En el año sesenta y seis (1966), fue nuestro embajador ante el Gobierno de Méjico, designado por Guillermo León Valencia. Nos representó por largos años con inteligencia, con sagacidad, con elegancia y dedicación admirables. Quienes fuimos testigos de esa labor, nos sentíamos orgullosos de la pareja extraordinaria, formada por él y Maruja Chaux, que tenía nuestra representación diplomática.
La vida fue generosa con el Profesor Pantoja, colmándolo de talento y de virtudes; dándole una esposa de su altura espiritual, dedicada a hacerlo feliz en todas sus vidas; proporcionándole hijos que honran sus nombres y continúan la nobleza de sus talentos.
Se vio rodeado siempre de sinceros afectos. Sus amigos lo admiramos y le rendimos siempre el homenaje de nuestro cariño sincero. Si en la Costa tuvo el caluroso apego de la sangre, en Bogotá y Popayán encontró el respeto y la realización afectiva.
El nos hizo entender el fenómeno de la vida. Agradecía su salud total de noventa años, y entendía que su muerte era parte integral del vivir. Que era el fin de un proceso biológico admirable. Que su vida intelectual y su salud fueron un privilegio para él y para quienes tuvimos la fortuna de rodearlo.
Esta luctuosa ceremonia se realiza para concatenar la partida de un ser superior con la lección permanente de su conducta; para contraponer el dolor de su muerte con el transcurrir luminoso de su vida; para llorar la ausencia definitiva dando las gracias por haberlo tenido; para sentir la gravedad del arrancamiento midiendo la corpulencia de su espíritu; para comparar el profundo vacío que se hace con el tamaño de nuestro inmenso pesar.
Por razones de la vida y de la muerte, Pantoja cumplió con su misión. Vivió completa la parábola de la existencia.
El sabía colocar bien su vida en el transcurrir milenario de los seres vivos. Conocía cuál era la importancia de un hombre entre cinco mil millones de seres humanos. Cuál era el valor de un espíritu educado y fuerte entre todos sus congéneres. Y conocía bien cuánto representaba nuestro planeta tierra en el conjunto del universo.

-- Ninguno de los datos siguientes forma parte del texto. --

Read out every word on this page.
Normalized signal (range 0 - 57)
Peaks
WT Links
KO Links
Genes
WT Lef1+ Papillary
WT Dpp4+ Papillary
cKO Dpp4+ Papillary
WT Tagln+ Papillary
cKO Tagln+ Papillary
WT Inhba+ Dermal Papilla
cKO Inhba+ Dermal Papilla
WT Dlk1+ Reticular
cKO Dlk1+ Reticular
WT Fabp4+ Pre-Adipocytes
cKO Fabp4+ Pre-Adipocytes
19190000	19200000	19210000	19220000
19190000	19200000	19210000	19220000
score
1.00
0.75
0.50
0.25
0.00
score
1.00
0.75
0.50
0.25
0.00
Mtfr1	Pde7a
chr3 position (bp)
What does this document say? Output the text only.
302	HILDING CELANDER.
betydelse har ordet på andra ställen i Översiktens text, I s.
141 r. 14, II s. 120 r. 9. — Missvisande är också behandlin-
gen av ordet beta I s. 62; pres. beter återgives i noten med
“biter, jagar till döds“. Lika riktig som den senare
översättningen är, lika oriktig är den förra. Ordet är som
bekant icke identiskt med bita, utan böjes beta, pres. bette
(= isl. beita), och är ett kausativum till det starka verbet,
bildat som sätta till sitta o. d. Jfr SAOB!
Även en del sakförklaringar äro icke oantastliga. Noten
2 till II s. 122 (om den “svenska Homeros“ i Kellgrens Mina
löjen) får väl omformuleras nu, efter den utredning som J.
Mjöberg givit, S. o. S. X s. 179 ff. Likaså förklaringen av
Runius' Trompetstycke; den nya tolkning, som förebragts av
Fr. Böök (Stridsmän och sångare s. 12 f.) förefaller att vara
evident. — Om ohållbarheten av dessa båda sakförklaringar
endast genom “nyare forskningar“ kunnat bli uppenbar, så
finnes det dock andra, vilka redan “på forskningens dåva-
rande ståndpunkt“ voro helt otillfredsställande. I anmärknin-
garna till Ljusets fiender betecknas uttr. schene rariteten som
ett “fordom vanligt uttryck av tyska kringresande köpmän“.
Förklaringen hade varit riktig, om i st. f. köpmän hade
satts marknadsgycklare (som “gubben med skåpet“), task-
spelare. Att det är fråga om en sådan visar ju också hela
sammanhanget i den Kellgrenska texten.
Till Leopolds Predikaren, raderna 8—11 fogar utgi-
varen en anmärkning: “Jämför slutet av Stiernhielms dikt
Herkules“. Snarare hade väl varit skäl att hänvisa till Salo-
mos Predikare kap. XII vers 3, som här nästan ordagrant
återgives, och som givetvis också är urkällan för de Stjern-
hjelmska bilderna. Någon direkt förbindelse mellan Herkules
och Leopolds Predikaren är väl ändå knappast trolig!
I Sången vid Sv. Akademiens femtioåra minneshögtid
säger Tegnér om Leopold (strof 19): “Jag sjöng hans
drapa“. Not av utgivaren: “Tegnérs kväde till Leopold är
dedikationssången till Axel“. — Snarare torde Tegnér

De allí su orgullo y su humildad. Se comparaba con los otros y sabía su importancia. Medía nuestro planeta en el universo y sentía su pequeñez. Hoy regresa a formar parte de esa gran fuerza cósmica de la que salió, en la que creía, y a la que ha retornado.
A los seres humanos nos inquietan las ideas trascendentales: algunos se angustian con la inmensidad del espacio infinito, otros con el devenir del tiempo, hay quienes lo hacen con la materia eterna o el espíritu inmortal. A él lo preocupaba intelectualmente el ruido caótico, la altisonancia, de los que sólo se podía huir con la muerte. El sabía que la vida no es más que un breve paréntesis entre dos infinitos silencios.
Por su propia reflexión del terminar biológico, después de pesar las fuerzas de la vida y de la muerte y de haber completado cabalmente su existencia, llega a la hora final y se deja llevar, sin lucha ni amargura, paso a paso, al universo de lo eterno.
El descanso absoluto de su alma será estar entre los buenos. El sitio natural para su espíritu será estar alIado de los justos.